The kinetics of polyethylenimine-mediated transfection in suspension cultures of Chinese hamster ovary cells.

The kinetics of polyethylenimine (PEI)-mediated gene transfer at early times after transfection of Chinese hamster ovary (CHO) cell in suspension were investigated using a novel in vitro assay. Addition of an excess of competitor DNA to the culture medium at various times after the initiation of transfection inhibited further cellular uptake of PEI-DNA particles. Using this approach, a constant rate of particle uptake was observed during the first 60 min of transfection at a PEI:DNA ratio of 2:1 (w/w) and a cell density of 2 x 10(6) cells/ml under serum-free conditions. The uptake rate declined considerably during the next 2 h of transfection. Both the rate and the level of PEI-DNA uptake in serum-free minimal medium were found to be dependent on the PEI-DNA ratio, the cell density at the time of transfection, and the extent of particle aggregation. These studies of the early phase of PEI-mediated transfection are expected to lead to further opportunities for optimization of gene transfer to suspension cultures of mammalian cells for the purpose of large-scale transient recombinant protein production.

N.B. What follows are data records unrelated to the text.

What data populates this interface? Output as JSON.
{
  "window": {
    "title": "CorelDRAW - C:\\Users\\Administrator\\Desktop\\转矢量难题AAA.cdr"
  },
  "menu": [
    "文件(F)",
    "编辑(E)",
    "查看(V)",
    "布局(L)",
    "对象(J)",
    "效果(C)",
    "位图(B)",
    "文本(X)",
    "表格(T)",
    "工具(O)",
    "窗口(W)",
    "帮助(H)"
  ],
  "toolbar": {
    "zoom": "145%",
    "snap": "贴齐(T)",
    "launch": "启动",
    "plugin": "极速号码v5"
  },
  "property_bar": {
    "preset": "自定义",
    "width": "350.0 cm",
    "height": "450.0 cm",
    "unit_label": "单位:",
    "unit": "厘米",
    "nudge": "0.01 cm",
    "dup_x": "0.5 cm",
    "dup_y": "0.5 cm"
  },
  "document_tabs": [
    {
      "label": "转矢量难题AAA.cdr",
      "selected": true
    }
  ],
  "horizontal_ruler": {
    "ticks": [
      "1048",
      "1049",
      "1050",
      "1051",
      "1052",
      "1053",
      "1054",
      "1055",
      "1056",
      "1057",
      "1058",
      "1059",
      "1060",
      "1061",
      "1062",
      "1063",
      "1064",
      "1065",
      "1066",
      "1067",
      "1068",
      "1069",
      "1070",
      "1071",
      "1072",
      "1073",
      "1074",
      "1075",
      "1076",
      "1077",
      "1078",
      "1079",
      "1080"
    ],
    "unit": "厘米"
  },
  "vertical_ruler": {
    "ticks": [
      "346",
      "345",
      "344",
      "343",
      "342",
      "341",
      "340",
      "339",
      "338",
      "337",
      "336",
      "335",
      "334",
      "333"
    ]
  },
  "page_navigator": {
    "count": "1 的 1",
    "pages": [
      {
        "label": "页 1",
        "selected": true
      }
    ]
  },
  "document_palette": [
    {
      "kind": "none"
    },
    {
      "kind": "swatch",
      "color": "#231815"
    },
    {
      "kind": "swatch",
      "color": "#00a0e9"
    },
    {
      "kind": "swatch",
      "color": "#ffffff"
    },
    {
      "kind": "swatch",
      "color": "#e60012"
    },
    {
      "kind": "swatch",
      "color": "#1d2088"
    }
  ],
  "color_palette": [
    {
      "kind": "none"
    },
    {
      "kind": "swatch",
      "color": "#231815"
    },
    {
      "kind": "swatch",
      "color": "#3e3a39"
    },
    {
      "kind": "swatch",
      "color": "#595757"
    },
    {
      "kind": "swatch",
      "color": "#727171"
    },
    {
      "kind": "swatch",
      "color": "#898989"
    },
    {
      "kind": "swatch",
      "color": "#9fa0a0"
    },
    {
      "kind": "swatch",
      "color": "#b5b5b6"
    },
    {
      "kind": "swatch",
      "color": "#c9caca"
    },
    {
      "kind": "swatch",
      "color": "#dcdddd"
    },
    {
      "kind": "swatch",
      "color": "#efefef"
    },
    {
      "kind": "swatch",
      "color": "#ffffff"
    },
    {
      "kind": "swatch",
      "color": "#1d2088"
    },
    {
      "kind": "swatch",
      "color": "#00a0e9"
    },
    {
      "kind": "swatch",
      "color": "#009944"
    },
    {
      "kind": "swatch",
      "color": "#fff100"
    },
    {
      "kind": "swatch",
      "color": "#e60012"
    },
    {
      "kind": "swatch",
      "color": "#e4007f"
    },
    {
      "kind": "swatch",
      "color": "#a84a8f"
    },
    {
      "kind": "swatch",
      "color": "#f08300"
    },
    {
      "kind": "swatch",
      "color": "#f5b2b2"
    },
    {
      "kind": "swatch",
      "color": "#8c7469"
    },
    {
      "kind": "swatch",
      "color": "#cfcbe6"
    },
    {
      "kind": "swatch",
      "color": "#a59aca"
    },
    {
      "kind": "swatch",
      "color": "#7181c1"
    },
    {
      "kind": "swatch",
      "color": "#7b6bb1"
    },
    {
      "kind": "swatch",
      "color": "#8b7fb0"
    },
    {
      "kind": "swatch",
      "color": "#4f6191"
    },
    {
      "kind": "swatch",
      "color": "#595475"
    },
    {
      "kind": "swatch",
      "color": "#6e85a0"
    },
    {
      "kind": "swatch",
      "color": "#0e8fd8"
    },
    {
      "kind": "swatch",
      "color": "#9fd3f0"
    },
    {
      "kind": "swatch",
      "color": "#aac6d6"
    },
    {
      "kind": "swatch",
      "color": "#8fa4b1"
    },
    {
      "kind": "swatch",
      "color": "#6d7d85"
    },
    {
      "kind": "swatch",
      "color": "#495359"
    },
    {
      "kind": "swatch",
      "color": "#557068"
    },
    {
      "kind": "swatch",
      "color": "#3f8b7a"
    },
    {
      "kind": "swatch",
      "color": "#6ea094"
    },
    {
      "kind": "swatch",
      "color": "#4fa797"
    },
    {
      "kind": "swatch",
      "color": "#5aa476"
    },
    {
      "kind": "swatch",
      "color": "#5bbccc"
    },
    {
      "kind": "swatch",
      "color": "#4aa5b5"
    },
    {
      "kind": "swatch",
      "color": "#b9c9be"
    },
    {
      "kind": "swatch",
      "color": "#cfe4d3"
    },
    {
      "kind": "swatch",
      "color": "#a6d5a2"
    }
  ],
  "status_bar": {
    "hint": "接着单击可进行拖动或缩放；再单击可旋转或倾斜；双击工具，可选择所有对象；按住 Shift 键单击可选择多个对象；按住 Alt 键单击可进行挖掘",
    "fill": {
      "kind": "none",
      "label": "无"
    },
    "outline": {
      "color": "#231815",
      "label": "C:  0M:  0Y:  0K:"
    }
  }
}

Mild hypothermia improves transient gene expression yields several fold in Chinese hamster ovary cells.

Large-scale transient gene expression (TGE) in mammalian cells is a rapid method to generate recombinant proteins, but the volumetric productivity for secreted proteins is still more than an order of magnitude lower than the yields typically achieved with recombinant cell lines. Here transient recombinant protein production in Chinese hamster ovary cells transfected with linear 25 kDa polyethylenimine was significantly enhanced by incubation of the cells at temperatures ranging from 29 to 33 degrees C after DNA delivery. With this approach, transient recombinant antibody yields of 60-80 mg/L were achieved within 6 days of transfection. The increase in TGE correlated with the accumulation of cells in the G1 phase of the cell cycle, increased cell size, higher cell viability, higher steady-state levels of transgene mRNA, reduced consumption of nutrients, and decreased accumulation of waste products. The enhancement of TGE was not vector-dependent, but the presence of the woodchuck hepatitis virus post-transcriptional regulatory element in the 3' untranslated region of the transgene mRNA increased transient recombinant antibody expression more than 3-fold at 31 degrees C as compared to expression at 37 degrees C. The yields achieved by the low-temperature enhancement of TGE in CHO cells makes this technology feasible for the rapid production of gram amounts of secreted recombinant proteins at large scale (up to 100 L).